By introducing this proposal, Birkeland is thrusting Utah into the heart of discussions surrounding gambling and fiscal policies. Especially considering that the state currently stands as one of the rare few in the US without a lottery system.
This proposal not only seeks to address the financial challenges faced by seniors but also sparks a broader conversation on the intersection of gaming practices and state revenue strategies.
Utah’s comprehensive ban on gambling
Utah stands out among the five states in the United States that do not have a state lottery. It shares this distinction with Hawaii as the only two states where all forms of legal gambling are strictly prohibited.
It is worth emphasizing that in Utah, the prohibition extends beyond lotteries, encompassing all games of chance.

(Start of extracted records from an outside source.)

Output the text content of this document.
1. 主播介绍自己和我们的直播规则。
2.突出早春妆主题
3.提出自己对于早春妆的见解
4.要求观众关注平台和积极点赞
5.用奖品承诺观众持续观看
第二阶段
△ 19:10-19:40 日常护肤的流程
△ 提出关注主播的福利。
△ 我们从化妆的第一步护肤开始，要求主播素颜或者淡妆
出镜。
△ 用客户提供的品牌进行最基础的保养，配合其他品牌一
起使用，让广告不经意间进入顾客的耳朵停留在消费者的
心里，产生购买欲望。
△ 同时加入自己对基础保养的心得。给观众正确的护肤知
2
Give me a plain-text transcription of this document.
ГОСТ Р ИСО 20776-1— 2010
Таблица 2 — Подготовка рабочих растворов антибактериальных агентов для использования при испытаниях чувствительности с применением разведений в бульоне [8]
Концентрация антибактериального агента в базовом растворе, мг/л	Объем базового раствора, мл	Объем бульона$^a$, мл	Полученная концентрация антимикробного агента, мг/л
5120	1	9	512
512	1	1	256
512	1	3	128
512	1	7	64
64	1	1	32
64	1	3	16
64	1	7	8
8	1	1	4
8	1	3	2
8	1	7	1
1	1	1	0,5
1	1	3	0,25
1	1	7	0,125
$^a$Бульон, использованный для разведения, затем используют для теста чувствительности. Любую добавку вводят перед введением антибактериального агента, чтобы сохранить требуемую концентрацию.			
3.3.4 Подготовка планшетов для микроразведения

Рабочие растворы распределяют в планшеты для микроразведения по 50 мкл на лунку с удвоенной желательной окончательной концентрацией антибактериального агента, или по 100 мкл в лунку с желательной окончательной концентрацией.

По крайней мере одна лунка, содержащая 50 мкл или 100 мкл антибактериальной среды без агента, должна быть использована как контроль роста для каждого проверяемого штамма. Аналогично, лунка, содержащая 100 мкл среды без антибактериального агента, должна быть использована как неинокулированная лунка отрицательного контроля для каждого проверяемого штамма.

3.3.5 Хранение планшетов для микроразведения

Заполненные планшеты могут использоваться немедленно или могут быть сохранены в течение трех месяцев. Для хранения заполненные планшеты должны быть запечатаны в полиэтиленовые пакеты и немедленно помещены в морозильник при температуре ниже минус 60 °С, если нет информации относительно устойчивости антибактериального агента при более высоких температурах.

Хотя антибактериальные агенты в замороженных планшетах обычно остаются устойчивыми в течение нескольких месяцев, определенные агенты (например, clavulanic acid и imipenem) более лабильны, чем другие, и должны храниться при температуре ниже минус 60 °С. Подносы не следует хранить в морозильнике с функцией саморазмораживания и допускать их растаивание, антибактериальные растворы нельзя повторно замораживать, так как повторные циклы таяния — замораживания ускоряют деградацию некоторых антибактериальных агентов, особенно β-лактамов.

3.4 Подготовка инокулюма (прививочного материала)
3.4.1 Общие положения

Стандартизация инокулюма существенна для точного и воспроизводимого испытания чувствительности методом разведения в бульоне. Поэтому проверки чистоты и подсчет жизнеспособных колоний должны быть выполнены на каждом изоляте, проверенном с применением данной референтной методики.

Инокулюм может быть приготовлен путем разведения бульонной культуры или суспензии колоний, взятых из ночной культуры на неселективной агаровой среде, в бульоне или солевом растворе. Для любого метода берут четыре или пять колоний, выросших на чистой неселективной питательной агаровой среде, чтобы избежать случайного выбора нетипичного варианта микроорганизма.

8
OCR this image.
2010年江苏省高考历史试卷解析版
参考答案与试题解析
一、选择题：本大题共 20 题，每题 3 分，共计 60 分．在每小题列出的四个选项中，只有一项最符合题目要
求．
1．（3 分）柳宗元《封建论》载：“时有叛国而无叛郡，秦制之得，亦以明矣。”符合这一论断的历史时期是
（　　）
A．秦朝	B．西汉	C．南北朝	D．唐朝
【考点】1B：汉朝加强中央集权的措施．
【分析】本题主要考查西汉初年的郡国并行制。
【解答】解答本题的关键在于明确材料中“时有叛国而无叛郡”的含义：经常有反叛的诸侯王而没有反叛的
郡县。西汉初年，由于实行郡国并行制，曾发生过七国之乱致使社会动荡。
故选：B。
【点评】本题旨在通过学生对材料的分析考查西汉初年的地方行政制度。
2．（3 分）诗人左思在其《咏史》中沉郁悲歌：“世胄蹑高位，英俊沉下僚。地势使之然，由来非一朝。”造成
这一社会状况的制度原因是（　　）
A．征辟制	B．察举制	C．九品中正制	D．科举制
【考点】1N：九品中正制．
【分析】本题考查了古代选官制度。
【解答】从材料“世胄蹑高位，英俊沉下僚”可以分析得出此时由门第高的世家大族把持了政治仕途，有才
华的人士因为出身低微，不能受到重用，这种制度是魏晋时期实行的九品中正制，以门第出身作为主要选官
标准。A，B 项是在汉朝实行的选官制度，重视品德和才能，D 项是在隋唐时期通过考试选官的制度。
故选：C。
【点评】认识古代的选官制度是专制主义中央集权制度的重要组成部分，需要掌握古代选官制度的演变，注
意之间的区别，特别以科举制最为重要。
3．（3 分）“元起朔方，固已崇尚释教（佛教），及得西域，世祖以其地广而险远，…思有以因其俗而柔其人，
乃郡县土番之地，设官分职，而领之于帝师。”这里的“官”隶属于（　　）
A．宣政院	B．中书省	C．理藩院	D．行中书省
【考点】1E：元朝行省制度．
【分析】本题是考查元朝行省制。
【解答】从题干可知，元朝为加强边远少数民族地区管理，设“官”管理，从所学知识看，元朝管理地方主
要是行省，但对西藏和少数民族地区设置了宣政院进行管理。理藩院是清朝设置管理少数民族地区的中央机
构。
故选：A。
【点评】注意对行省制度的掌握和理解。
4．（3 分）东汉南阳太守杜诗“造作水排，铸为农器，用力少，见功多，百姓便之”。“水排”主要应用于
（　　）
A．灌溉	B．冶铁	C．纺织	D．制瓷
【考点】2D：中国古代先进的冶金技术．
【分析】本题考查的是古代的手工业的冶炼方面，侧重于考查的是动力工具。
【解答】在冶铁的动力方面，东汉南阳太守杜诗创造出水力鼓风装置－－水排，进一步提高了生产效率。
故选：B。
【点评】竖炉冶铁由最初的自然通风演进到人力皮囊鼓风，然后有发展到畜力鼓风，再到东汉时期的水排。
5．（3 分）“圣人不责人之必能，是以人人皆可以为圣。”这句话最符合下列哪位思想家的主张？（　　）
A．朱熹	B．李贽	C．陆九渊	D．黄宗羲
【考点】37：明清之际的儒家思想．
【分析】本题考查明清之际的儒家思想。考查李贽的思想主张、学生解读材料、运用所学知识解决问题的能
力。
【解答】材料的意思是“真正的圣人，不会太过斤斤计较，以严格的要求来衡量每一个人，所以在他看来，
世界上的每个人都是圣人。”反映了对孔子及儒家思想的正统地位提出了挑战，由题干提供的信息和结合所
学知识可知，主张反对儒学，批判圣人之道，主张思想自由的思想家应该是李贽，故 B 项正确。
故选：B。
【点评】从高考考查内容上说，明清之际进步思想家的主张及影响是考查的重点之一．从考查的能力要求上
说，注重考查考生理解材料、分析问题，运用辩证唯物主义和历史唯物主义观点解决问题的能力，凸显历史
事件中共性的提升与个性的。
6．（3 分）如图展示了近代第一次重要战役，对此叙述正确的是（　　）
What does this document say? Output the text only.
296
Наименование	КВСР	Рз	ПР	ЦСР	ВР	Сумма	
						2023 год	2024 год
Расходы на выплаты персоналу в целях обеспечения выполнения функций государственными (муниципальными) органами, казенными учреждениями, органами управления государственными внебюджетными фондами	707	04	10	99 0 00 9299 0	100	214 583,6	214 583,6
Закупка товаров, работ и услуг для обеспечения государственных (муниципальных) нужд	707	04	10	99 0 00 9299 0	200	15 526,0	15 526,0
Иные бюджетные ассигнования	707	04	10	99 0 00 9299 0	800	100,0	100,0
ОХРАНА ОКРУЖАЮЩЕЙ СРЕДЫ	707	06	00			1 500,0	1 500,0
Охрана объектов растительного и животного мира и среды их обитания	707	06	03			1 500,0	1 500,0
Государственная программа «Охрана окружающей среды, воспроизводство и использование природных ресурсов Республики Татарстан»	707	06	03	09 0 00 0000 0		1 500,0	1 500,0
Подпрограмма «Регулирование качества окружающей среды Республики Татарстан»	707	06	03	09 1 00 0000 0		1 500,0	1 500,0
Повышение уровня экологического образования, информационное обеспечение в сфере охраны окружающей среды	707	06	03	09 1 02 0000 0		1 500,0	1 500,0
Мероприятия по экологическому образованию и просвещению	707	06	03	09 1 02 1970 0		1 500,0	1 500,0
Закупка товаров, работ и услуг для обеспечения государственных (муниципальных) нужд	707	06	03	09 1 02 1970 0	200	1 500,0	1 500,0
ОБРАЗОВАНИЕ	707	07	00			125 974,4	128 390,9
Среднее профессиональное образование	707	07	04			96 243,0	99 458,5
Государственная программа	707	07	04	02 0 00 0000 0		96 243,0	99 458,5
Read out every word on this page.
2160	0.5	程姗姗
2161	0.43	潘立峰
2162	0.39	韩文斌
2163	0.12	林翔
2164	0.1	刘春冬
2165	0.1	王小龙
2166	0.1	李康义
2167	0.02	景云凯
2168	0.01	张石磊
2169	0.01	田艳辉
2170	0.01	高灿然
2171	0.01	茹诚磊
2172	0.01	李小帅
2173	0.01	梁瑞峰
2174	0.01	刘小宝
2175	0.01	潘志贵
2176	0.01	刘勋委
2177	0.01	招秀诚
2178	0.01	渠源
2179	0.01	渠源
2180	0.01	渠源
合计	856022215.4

In essence, the state maintains a comprehensive ban on any activity involving luck or randomness, setting it apart from the majority of states that embrace various forms of legalized gambling.
Birkeland argues revenue as a reason for gambling legalization
According to Birkeland, it is estimated that the state is forfeiting a potential revenue stream of up to $200 million in lottery ticket sales. Presently, this money is flowing into the coffers of neighboring states such as Idaho, Wyoming, and Arizona, as Utah residents cross state lines to partake in lottery purchases.
This not only represents a missed economic opportunity for Utah but also underscores the real-world impact of divergent policies on residents’ behavior and financial flows between states.
Birkeland has put forth a comprehensive proposal that involves a constitutional amendment, necessitating the backing of two-thirds of lawmakers in both chambers. And the subsequent approval by a majority of voters in the upcoming general election.
Birkeland stated in a KSL TV 5 news story:
“I’ve ran a number of bills that try to cap property taxes and try to reduce government spending, and none of them ever go anywhere. And so, for my colleagues, for individuals who are opposed to the lottery, where the revenue would reduce property taxes, I’d say, ‘Then what?’ …
I think that’s a really important conversation to have on Capitol Hill as we go into this session because that is really the No. 1 concern of my constituents. And if we need to have the conversation around a lottery to elevate that and actually address the issue, then so be it.”
Utah’s prior failed attempts at gambling legalization
Past endeavors in the legislature to revise these regulations have struggled to gain momentum. In 2018, a pivotal US Supreme Court ruling nullified a federal law prohibiting sports betting in most states.
Despite numerous states opting to legalize betting in the wake of this decision, Utah remained steadfast in maintaining its prohibition.
In 2021, a state senator from Provo introduced a bill seeking to legalize “skill-based games.” However, the proposal encountered resistance, with concerns raised about the potential gateway it might create for expanding legal gambling in Utah.
Similarly, a 2019 proposal to permit betting on horse races hit a roadblock and failed to advance.
Birkeland’s current proposal is facing opposition from a prominent figure in Utah. Governor Spencer Cox, while lacking the authority to veto constitutional amendments, expressed his disapproval during a recent monthly news conference.
This underscores the contentious nature of the proposal, with diverse opinions within the state’s leadership on the prospect of altering gambling laws signaling potential challenges for Birkeland’s initiative.